Rehearsal with Implementation stage:

  • Rehearse the flexible idea. The goal of this rehearsal is to have the explicitly rehearsed idea to be automatic and internalized. Hopefully, by rehearsing the flexible attitude it will become the new default reflexive attitude in your mind that you bring to future adversity.

 

  • Now commit to living consistently with the flexible attitude and continue to rehearse it. Use the healthy attitude or lose it.

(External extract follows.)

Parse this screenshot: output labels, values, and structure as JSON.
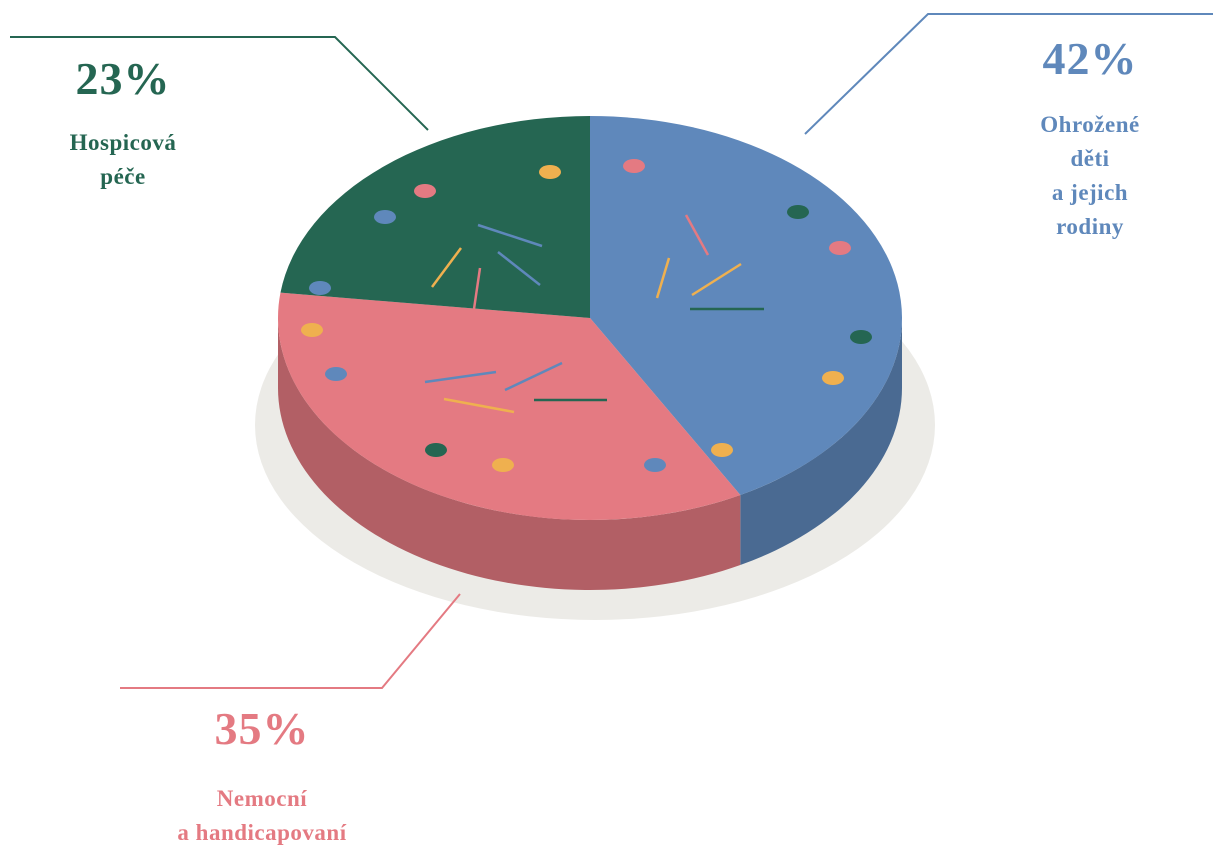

Remember the bottom-line lesson of REBT: No matter how strongly I want something, I never absolutely have to have it. Remember, as the strength of my desire increases, it is easier for my mind to jump to the erroneous conclusion that I absolutely must have it. However, it is still false to think that because I want something very strongly, I absolutely have to have it, absolutely should get it, absolutely must get it. Ask yourself, “Can I live with not getting what I strongly want? Answer: Yes, and I still can have some happiness, although not quite as much as I would have if I could get what I strongly want. Much of life involves learning to accept what you cannot change and still have some happiness. Remember what you can nearly always change – your attitude towards adversity!”